MOUNTAIN FROST (Pyrus ussuriensis ‘Bailfrost’) Height: 20′-30′, Width 15′-20′. Full sun. A Bailey Nurseries introduction chosen for a more vigorous, upright growth habit than Prairie Gem Pear. Single white flowers are produced in spring before other flowering trees. Glossy dark green summer foliage gives way to a yellow fall color. More upright than Prairie Gem Pear. May produce a few 3/4″ fruit in some years. Requires well drained soil and full sun. Growing zones 3 to 6.

PATIO TREES

Patio tree is a term that is used to describe plants that have a form resembling a tree (a distinct trunk with a crown) but have a mature size that rarely exceeds 8 feet in height. These plants may be shrubs that have been trained (trimmed) into a tree form, or they may consist of a crown of one plant grafted onto the trunk (called a standard) of another plant.

HYDRANGEA

LIMELIGHT, TREE FORM (Hydrangea paniculata ‘Limelight’) Height: 6′-8′, Width: 6′-8′. Full sun to part shade. A tree form of the outstanding Limelight hydrangea shrub. Brilliant lime green flower buds mature to a vivid greenish-white color in late summer, before gently blushing with light pink tones. The flowers are produced on strong stems that do not droop. A strong grower that performs best on well drained but not excessively dry soils. Will require staking when young. Growing zones 4 to 8.

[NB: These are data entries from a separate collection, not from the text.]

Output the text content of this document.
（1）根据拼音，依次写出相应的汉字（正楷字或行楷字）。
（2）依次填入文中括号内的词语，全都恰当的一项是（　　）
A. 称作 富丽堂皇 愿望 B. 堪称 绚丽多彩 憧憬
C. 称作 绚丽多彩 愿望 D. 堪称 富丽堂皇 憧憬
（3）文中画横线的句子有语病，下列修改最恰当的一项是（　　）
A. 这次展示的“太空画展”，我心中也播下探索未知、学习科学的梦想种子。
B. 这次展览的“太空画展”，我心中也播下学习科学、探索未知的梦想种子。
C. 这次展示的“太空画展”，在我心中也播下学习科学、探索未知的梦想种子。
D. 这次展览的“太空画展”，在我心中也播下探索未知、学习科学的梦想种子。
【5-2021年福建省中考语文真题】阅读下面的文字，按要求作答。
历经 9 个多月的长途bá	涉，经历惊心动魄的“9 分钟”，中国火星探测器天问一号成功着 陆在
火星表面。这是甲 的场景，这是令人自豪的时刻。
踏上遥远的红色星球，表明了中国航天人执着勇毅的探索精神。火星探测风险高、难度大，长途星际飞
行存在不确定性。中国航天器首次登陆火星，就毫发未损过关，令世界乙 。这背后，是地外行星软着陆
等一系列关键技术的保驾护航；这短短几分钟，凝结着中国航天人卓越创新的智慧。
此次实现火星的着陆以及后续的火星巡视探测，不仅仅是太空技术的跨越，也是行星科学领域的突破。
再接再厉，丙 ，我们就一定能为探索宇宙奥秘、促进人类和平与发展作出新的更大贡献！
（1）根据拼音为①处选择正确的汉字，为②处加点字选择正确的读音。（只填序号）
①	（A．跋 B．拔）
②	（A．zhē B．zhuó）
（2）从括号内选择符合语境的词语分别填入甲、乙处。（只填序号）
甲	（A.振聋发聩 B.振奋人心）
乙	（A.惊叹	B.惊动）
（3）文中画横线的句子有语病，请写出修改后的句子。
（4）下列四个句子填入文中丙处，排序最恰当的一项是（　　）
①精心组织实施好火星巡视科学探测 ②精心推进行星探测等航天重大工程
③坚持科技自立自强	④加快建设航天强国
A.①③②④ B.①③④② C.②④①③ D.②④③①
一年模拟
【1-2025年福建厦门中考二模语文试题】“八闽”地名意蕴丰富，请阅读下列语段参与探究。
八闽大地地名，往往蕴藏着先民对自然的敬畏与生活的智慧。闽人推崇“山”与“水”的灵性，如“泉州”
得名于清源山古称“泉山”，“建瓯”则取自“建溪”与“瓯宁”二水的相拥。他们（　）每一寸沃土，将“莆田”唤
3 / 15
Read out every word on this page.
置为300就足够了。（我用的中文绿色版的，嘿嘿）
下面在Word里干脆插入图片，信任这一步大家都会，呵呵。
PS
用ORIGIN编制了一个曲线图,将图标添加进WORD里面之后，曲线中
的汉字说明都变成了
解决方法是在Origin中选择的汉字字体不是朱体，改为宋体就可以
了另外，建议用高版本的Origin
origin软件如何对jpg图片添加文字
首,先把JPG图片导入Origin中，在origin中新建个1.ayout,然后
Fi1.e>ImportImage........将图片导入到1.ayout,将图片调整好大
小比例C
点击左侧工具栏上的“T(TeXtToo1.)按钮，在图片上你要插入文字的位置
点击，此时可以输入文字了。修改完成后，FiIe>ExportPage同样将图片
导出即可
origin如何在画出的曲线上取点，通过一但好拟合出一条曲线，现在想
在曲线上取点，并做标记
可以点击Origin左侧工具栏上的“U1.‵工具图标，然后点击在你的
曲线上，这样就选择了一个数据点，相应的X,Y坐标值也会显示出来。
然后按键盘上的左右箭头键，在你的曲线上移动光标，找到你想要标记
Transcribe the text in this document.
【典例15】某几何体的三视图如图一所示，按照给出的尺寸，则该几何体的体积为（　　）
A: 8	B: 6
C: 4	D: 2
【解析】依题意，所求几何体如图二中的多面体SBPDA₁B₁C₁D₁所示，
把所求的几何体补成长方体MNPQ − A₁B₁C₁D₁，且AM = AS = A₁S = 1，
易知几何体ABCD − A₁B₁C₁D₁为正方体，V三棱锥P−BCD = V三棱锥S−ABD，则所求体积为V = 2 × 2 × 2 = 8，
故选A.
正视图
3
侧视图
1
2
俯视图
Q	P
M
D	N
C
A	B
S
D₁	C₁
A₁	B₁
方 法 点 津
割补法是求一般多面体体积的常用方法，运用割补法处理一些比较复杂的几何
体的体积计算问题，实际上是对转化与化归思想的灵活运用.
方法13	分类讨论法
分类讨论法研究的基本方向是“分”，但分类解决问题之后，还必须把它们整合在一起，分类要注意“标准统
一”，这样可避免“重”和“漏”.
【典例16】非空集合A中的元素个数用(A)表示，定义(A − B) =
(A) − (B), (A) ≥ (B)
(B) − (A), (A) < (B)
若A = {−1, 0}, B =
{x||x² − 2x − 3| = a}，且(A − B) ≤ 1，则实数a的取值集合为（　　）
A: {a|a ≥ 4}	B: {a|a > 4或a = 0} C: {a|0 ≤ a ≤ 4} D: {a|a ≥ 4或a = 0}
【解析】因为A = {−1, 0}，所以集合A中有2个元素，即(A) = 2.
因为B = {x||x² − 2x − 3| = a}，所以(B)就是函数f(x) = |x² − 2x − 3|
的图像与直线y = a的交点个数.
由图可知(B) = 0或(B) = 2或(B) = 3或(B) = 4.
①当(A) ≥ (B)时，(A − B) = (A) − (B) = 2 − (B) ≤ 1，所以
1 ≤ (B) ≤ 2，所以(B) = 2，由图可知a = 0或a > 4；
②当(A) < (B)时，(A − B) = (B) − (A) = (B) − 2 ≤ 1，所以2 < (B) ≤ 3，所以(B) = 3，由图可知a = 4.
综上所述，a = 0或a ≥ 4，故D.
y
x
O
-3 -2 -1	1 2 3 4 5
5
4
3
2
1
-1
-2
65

QUICKFIRE, TREE FORM (Hydrangea paniculata ‘Bulk’) Height: 6′ – 8′, Width: 6′ -8′. Full sun to part shade. Quickfire shrub trained into a small tree. The earliest of the panicle hydrangeas to bloom, often in mid to late June, as much as a month ahead of other hydrangeas. The flower panicles open white, turning to an intense pink as the blossoms age. The more open structure of the flower panicle along with a rigid stem means the flowers are held upright, rather than the cascading habit of some other panicle hydrangeas. Best on well drained, but not dry soils. Growing zones 4 to 8.

VANILLA STRAWBERRY, TREE FORM (Hydrangea paniculata ‘Renhy’) Height: 6′ – 7′, Width: 5′ – 6′. Full sun to part shade. Trained to a tree form, this compact tree is perfect for small spaces. Enormous 8″ flower panicles are a blend of bright pink (strawberry) and white (vanilla) held on red stems. New blossoms emerge in mid summer as a creamy white, blushing to pink and finally an intense reddish-pink by late summer and early fall. The habit begins upright, becoming more cascading as the season progresses. An excellent flower for cutting and drying. May require staking when young. Best on well drained, but not dry soils. Growing zones 4 to 8.

LILAC

DWARF KOREAN (Syringa meye6’ri ‘Paliban’) Height: 8’, Width: 6’-8’. Full sun. A small ornamental tree consisting of Dwarf Korean Lilac shrub grafted onto a Japanese Tree Lilac standard. The combination creates a ‘lollypop’ shaped tree, with small dark green glossy foliage and fragrant soft lavender flower panicles in late May. Requires little pruning to maintain its form. Best in well drained soils, but will tolerate sandy conditions. Growing zones 4 to 7.